Câbles sous-marins : mêmes enjeux que pour les routes maritimes d’autrefois
Les câbles sous-marins en fibre optique répondent à l’explosion de la demande de bande passante et représentent un véritable enjeu de développement, pour ne pas dire de guerre économique. Où se situe La Réunion dans tout ça ? Réponse : exactement comme au temps de la marine à voile !
C’était il y a moins de vingt ans : le premier câble en fibre optique à atterrir à La Réunion (Saint-Paul, « baie du meilleur ancrage ») est le SAFE (South Africa Far East), en 2001. Long de 13 104 kilomètres, il relie Penang (Malaisie) à l’Afrique du Sud et permet actuellement un flux de 130Gb/s (gigabits par seconde) car il a été entretemps upgradé. Orange a ensuite posé en 2009 le LION (Lower Indian Ocean Network), un câble long de 1 011 kilomètres qui permet un flux de 1,3Tb/s (1 térabit par seconde = 1000 Gb/s) entre Maurice, La Réunion (Sainte-Marie) et Madagascar (Tamatave). En 2011, le LION 2 est venu raccorder le LION 1 à Mombasa (Kenya) en passant par Mayotte (2 619 kilomètres).
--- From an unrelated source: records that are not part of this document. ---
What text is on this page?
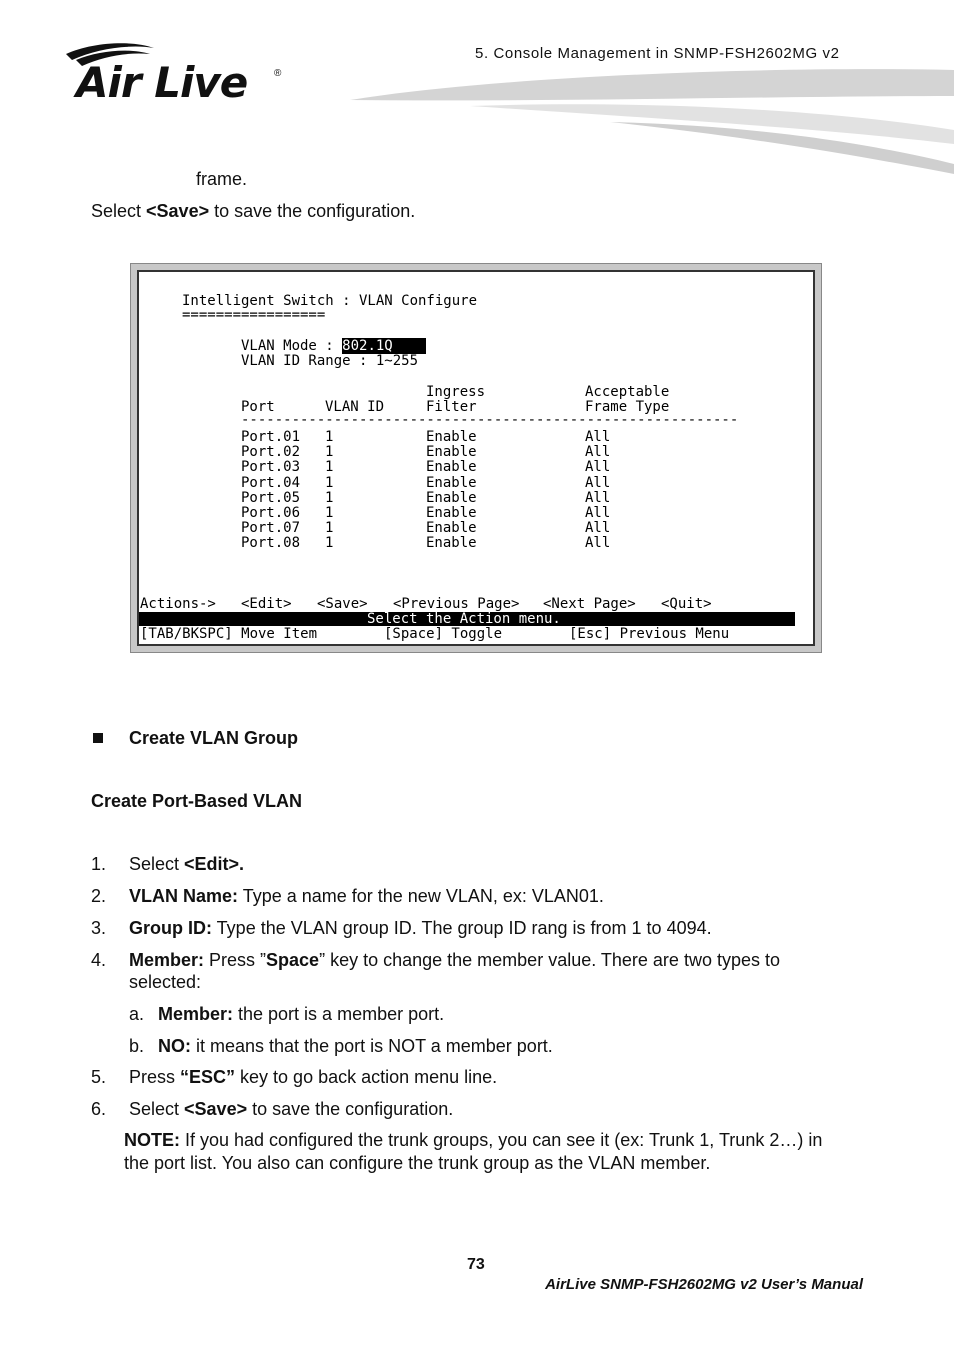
Air Live	®
5. Console Management in SNMP-FSH2602MG v2
frame.
Select <Save> to save the configuration.
Intelligent Switch : VLAN Configure
=================
VLAN Mode : 802.1Q
VLAN ID Range : 1~255
Ingress	Acceptable
Port	VLAN ID	Filter	Frame Type
-----------------------------------------------------------
Port.01 1	Enable	All
Port.02 1	Enable	All
Port.03 1	Enable	All
Port.04 1	Enable	All
Port.05 1	Enable	All
Port.06 1	Enable	All
Port.07 1	Enable	All
Port.08 1	Enable	All
Actions-> <Edit> <Save> <Previous Page> <Next Page> <Quit>
Select the Action menu.
[TAB/BKSPC] Move Item	[Space] Toggle	[Esc] Previous Menu
Create VLAN Group
Create Port-Based VLAN
1. Select <Edit>.
2. VLAN Name: Type a name for the new VLAN, ex: VLAN01.
3. Group ID: Type the VLAN group ID. The group ID rang is from 1 to 4094.
4. Member: Press ”Space” key to change the member value. There are two types to
selected:
a. Member: the port is a member port.
b. NO: it means that the port is NOT a member port.
5. Press “ESC” key to go back action menu line.
6. Select <Save> to save the configuration.
NOTE: If you had configured the trunk groups, you can see it (ex: Trunk 1, Trunk 2…) in
the port list. You also can configure the trunk group as the VLAN member.
73
AirLive SNMP-FSH2602MG v2 User’s Manual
Ce câble de 1,3 Tb/s permet à Mayotte d’accéder à l’Internet haut-débit, mais il connecte surtout Maurice, La Réunion et Madagascar à toute l’Afrique et, via les autres câbles, à l’Europe et aux États-Unis.
Le câble METISS en cours d’installation
Orange a également mis en service le câble LION 3, qui relie Mayotte et la Grande Comores. Et l’île principale des Comores étant elle-même reliée au câble EASSy, on bénéficie d’une redondance qui renforce la fiabilité de tout le dispositif. En cas de panne, le débit est réduit mais pas interrompu car il peut emprunter l’itinéraire secondaire.
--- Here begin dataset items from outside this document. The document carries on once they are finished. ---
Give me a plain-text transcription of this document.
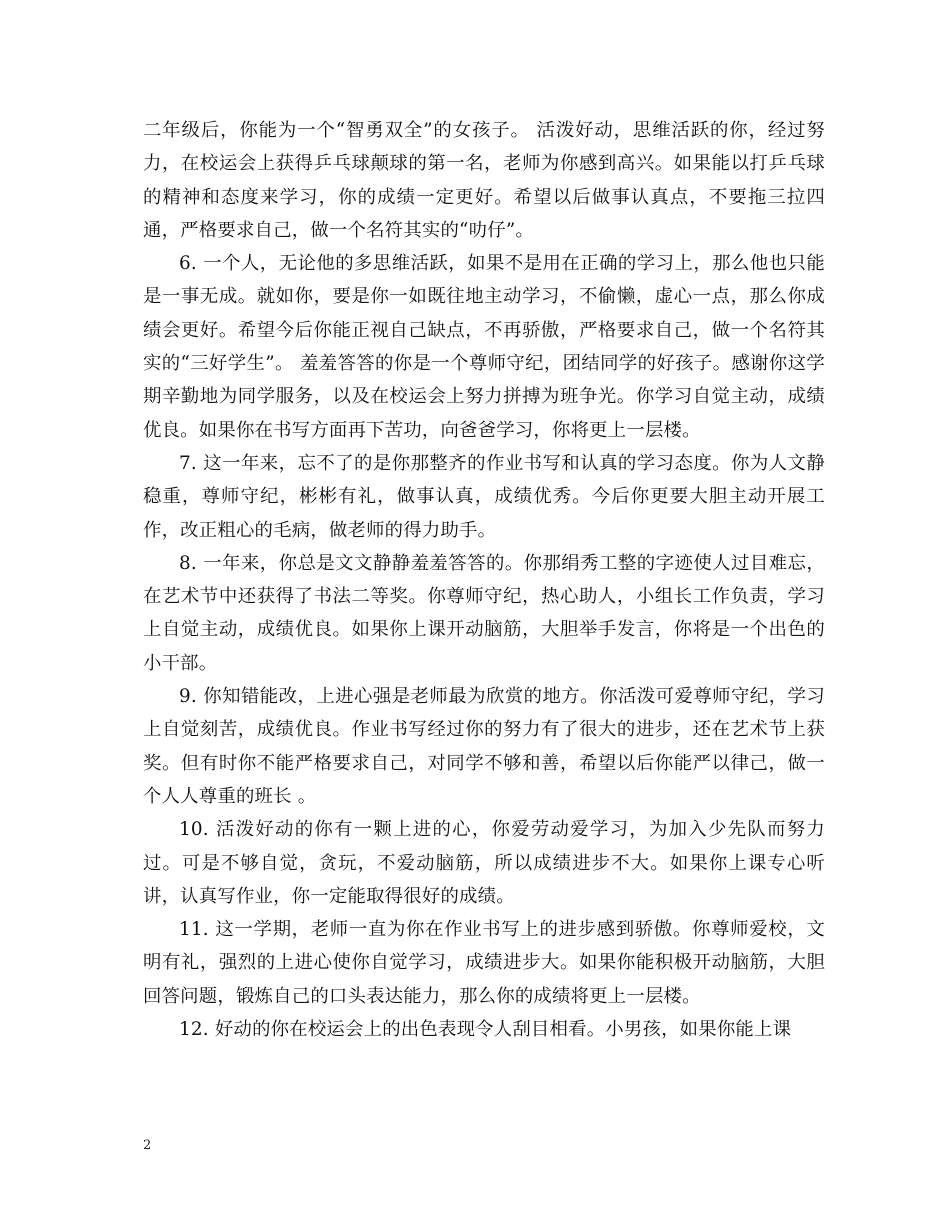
二年级后，你能为一个“智勇双全”的女孩子。 活泼好动，思维活跃的你，经过努力，在校运会上获得乒乓球颠球的第一名，老师为你感到高兴。如果能以打乒乓球的精神和态度来学习，你的成绩一定更好。希望以后做事认真点，不要拖三拉四通，严格要求自己，做一个名符其实的“叻仔”。

6. 一个人，无论他的多思维活跃，如果不是用在正确的学习上，那么他也只能是一事无成。就如你，要是你一如既往地主动学习，不偷懒，虚心一点，那么你成绩会更好。希望今后你能正视自己缺点，不再骄傲，严格要求自己，做一个名符其实的“三好学生”。 羞羞答答的你是一个尊师守纪，团结同学的好孩子。感谢你这学期辛勤地为同学服务，以及在校运会上努力拼搏为班争光。你学习自觉主动，成绩优良。如果你在书写方面再下苦功，向爸爸学习，你将更上一层楼。

7. 这一年来，忘不了的是你那整齐的作业书写和认真的学习态度。你为人文静稳重，尊师守纪，彬彬有礼，做事认真，成绩优秀。今后你更要大胆主动开展工作，改正粗心的毛病，做老师的得力助手。

8. 一年来，你总是文文静静羞羞答答的。你那绢秀工整的字迹使人过目难忘，在艺术节中还获得了书法二等奖。你尊师守纪，热心助人，小组长工作负责，学习上自觉主动，成绩优良。如果你上课开动脑筋，大胆举手发言，你将是一个出色的小干部。

9. 你知错能改，上进心强是老师最为欣赏的地方。你活泼可爱尊师守纪，学习上自觉刻苦，成绩优良。作业书写经过你的努力有了很大的进步，还在艺术节上获奖。但有时你不能严格要求自己，对同学不够和善，希望以后你能严以律己，做一个人人尊重的班长 。

10. 活泼好动的你有一颗上进的心，你爱劳动爱学习，为加入少先队而努力过。可是不够自觉，贪玩，不爱动脑筋，所以成绩进步不大。如果你上课专心听讲，认真写作业，你一定能取得很好的成绩。

11. 这一学期，老师一直为你在作业书写上的进步感到骄傲。你尊师爱校，文明有礼，强烈的上进心使你自觉学习，成绩进步大。如果你能积极开动脑筋，大胆回答问题，锻炼自己的口头表达能力，那么你的成绩将更上一层楼。

12. 好动的你在校运会上的出色表现令人刮目相看。小男孩，如果你能上课

2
Un nouveau câble est en cours d’installation : le METISS (MElting poT Indianoceanic Submarine System). Il reliera en 2019 Maurice (Baie-du-Tombeau), La Réunion (Le Port) et Madagascar (Fort-Dauphin) à la côte est de l’Afrique du Sud (Durban). Ce câble de 3 000 kilomètres, permettant une vitesse de connexion de 24Tb/s, représente un investissement de 40 millions d’euros réunis par les six membres du consortium (Telma de Madagascar, CEB FiberNET et Emtel de Maurice, Canal+ Telecom, SFR et Zeop).
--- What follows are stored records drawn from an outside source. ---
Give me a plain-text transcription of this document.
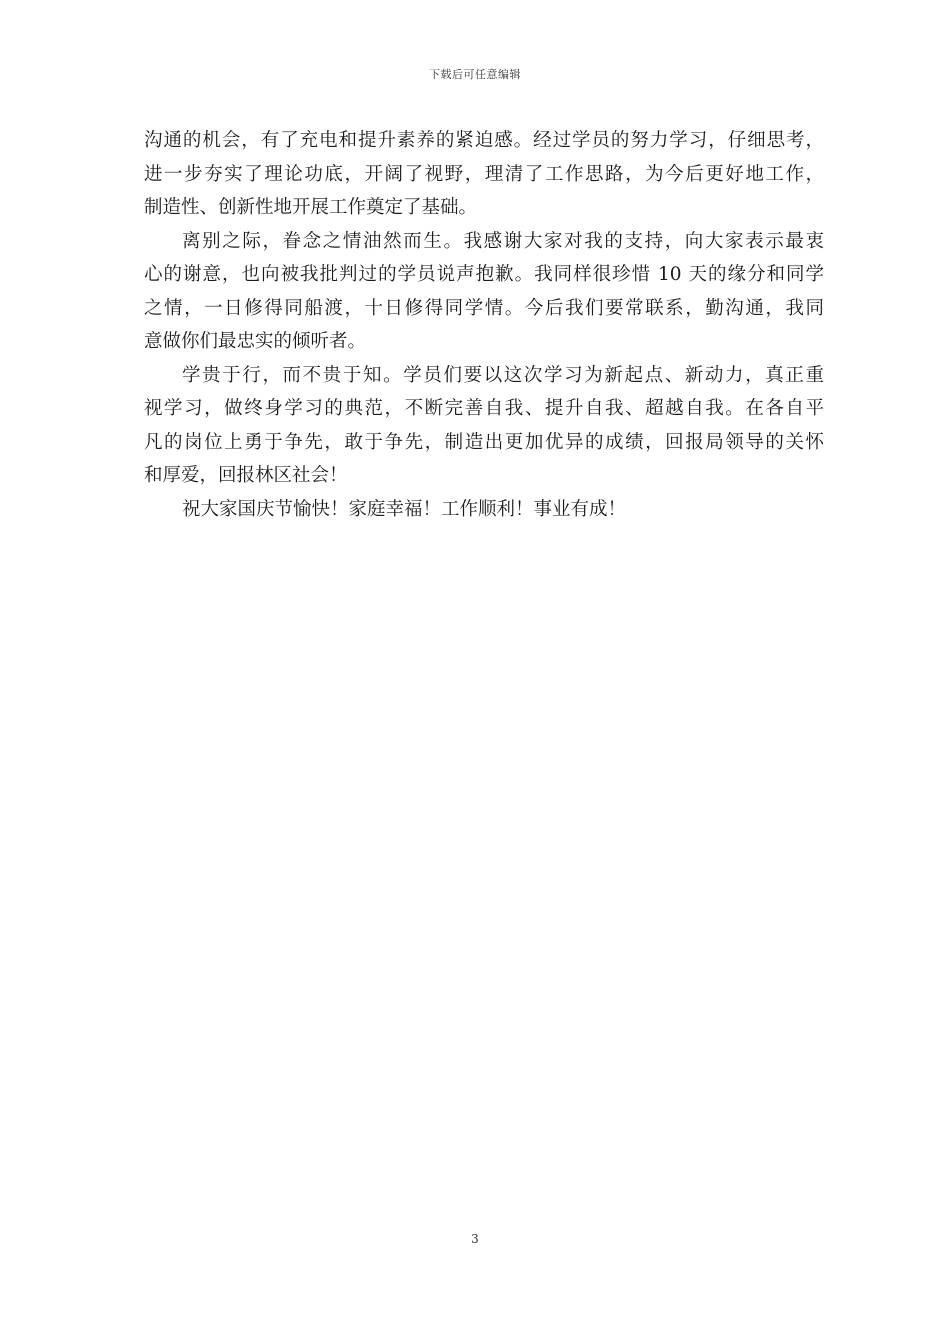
下载后可任意编辑
沟通的机会，有了充电和提升素养的紧迫感。经过学员的努力学习，仔细思考，
进一步夯实了理论功底，开阔了视野，理清了工作思路，为今后更好地工作，
制造性、创新性地开展工作奠定了基础。
离别之际，眷念之情油然而生。我感谢大家对我的支持，向大家表示最衷
心的谢意，也向被我批判过的学员说声抱歉。我同样很珍惜 10 天的缘分和同学
之情，一日修得同船渡，十日修得同学情。今后我们要常联系，勤沟通，我同
意做你们最忠实的倾听者。
学贵于行，而不贵于知。学员们要以这次学习为新起点、新动力，真正重
视学习，做终身学习的典范，不断完善自我、提升自我、超越自我。在各自平
凡的岗位上勇于争先，敢于争先，制造出更加优异的成绩，回报局领导的关怀
和厚爱，回报林区社会！
祝大家国庆节愉快！家庭幸福！工作顺利！事业有成！
3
Autre projet dans les tuyaux : IOX (Indian Ocean Xchange Cable System), long de 8 850 kilomètres, prévu pour relier l’Inde (Pondichéry) à l’Afrique du Sud (East London) en passant par Rodrigues, Maurice et (après une hésitation) La Réunion. Le projet est porté par la société mauricienne IOX Cable Ltd en partenariat avec Alcatel Submarine Networks (ASN), filiale du groupe Nokia. Son débit annoncé est de 13,5 Tb/s. Le tronçon Maurice-Rodrigues sera même doublé avec le projet MARS (Mauritius and Rodrigues Submarine) lancé par Mauritius Telecom en mars 2018 en partenariat avec les Chinois PCCW Global et Huawei Marine. Le câble devrait être opérationnel en 2019. Débit annoncé: 16Tbit/s.
Un méga projet à l’horizon 2021
Et pour finir, dernier projet connu en date : le SAEx 2 (South Atlantic Express), du nom du porteur de projet, SAEx International Ltd, basé à Phoenix (Maurice), avec une filiale en Afrique du Sud (SAEx SA Ltd). Ce câble d’une capacité de 72Tb/s va relier Singapour (Malaisie) et Chennai (Inde) à Mtunzini, East London, Port Elizabeth et Le Cap en Afrique du Sud, en passant par Madagascar et Maurice. Ce SAEx 2 sera connecté au SAEx 1 qui va du Cap à Virginia Beach (États-Unis) en passant par Fortaleza (Brésil), avec des raccordements vers Sainte-Hélène et Ascension. Le projet a été lancé en 2011 mais, vu son ampleur, (SAEx 1 + 2 = 25 000 kilomètres, avec des profondeurs dépassant parfois 5 000 mètres), cela prend du temps, mais cela avance. La mise en service est officiellement annoncée pour 2021. On notera que ce dernier câble ne va pas atterrir à La Réunion, du moins en l’état actuel du projet, mais il nous intéresse quand même car nous sommes reliés à l’île Maurice. Si nous écrivons « en l’état actuel du projet », c’est parce qu’il bénéficie selon nos informations de fonds européens et que, sait-on jamais, un élu réunionnais pourrait se réveiller et réclamer qu’il desserve également son île.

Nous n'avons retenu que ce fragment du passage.